Hi,
I’m trying to program a fixed point method for steady NSE. Unfortunately, I get the «classical»:
RuntimeError: Cannot create sparsity pattern. Form is not a bilinear form
Here my code:
import ufl
from dolfinx import fem, io, mesh, plot, nls, log
from ufl import div, dx, grad, inner
from mpi4py import MPI
from petsc4py.PETSc import ScalarType
from petsc4py import PETSc
from scipy.optimize import minimize
import scipy.linalg
import math
import logging
from logging.handlers import RotatingFileHandler
msh = mesh.create_rectangle(comm=MPI.COMM_WORLD,
points=((0.0, 0.0), (1.0, 1.0)), n=(40, 40),
cell_type=mesh.CellType.triangle,)
nu = 0.001
# Function to mark x = 0, x = 1, y = 0
def noslip_boundary(x):
return np.logical_or(np.logical_or(np.isclose(x[0], 0.0), np.isclose(x[0], 1.0)), np.isclose(x[1], 0.0))
# Function to mark the lid (y = 1)
def lid(x):
return np.isclose(x[1], 1.0)
# Lid velocity#
def lid_velocity_expression(x):
return np.stack((np.ones(x.shape[1]), np.zeros(x.shape[1])))
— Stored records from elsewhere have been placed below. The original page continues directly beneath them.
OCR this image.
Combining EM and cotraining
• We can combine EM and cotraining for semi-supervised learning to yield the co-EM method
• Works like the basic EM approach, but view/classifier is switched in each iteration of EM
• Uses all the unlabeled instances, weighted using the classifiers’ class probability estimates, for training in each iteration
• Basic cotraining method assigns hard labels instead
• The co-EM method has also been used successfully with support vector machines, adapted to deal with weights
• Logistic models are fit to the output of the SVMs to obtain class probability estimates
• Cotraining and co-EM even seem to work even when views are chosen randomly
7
P2 = ufl.VectorElement("Lagrange", msh.ufl_cell(), 2)
P1 = ufl.FiniteElement("Lagrange", msh.ufl_cell(), 1)
V, Q = fem.FunctionSpace(msh, P2), fem.FunctionSpace(msh, P1)
# Create the function space
TH = P2 * P1
W = fem.FunctionSpace(msh, TH)
W0, _ = W.sub(0).collapse()
# No slip boundary condition
noslip = fem.Function(V)
facets = mesh.locate_entities_boundary(msh, 1, noslip_boundary)
dofs = fem.locate_dofs_topological((W.sub(0), V), 1, facets)
bc0 = fem.dirichletbc(noslip, dofs, W.sub(0))
# Driving velocity condition u = (1, 0) on top boundary (y = 1)
lid_velocity = fem.Function(W0)
lid_velocity.interpolate(lid_velocity_expression)
facets = mesh.locate_entities_boundary(msh, 1, lid)
dofs = fem.locate_dofs_topological((W.sub(0), V), 1, facets)
bc1 = fem.dirichletbc(lid_velocity, dofs, W.sub(0))
# Since for this problem the pressure is only determined up to a constant, we pin the pressure at the point (0, 0)
zero = fem.Function(Q)
zero.x.set(0.0)
dofs = fem.locate_dofs_geometrical(
(W.sub(1), Q), lambda x: np.isclose(x.T, [0, 0, 0]).all(axis=1))
bc2 = fem.dirichletbc(zero, dofs, W.sub(1))
# Collect Dirichlet boundary conditions
bcs = [bc0, bc1, bc2]
# Define variational problem
w = fem.Function(W)
(u, p) = ufl.split(w)
(v, q) = ufl.TestFunctions(W)
log.set_log_level(log.LogLevel.INFO)
u_k = fem.Function(V)
def initU(x):
k = [1.0, 0.0]
return np.vstack((
x[0] * k[0],
x[1] * k[1]
))
u_k.interpolate(initU) # previous (known) u
# Tentative velocity step
abilin = inner(grad(u)*u_k, v)*dx + nu*inner(grad(u), grad(v))*dx - div(v)*p*dx - q*div(u)*dx
Fext = fem.Function(V)
Fext.interpolate(initU)
ZeroC = fem.Constant(msh,0.0)
Lrhs = inner(Fext,v) * dx + ZeroC*q*dx
problem_loc = fem.petsc.LinearProblem(abilin, Lrhs, bcs=bcs)
w_loc = problem_loc.solve()
Any ideas?
Thanks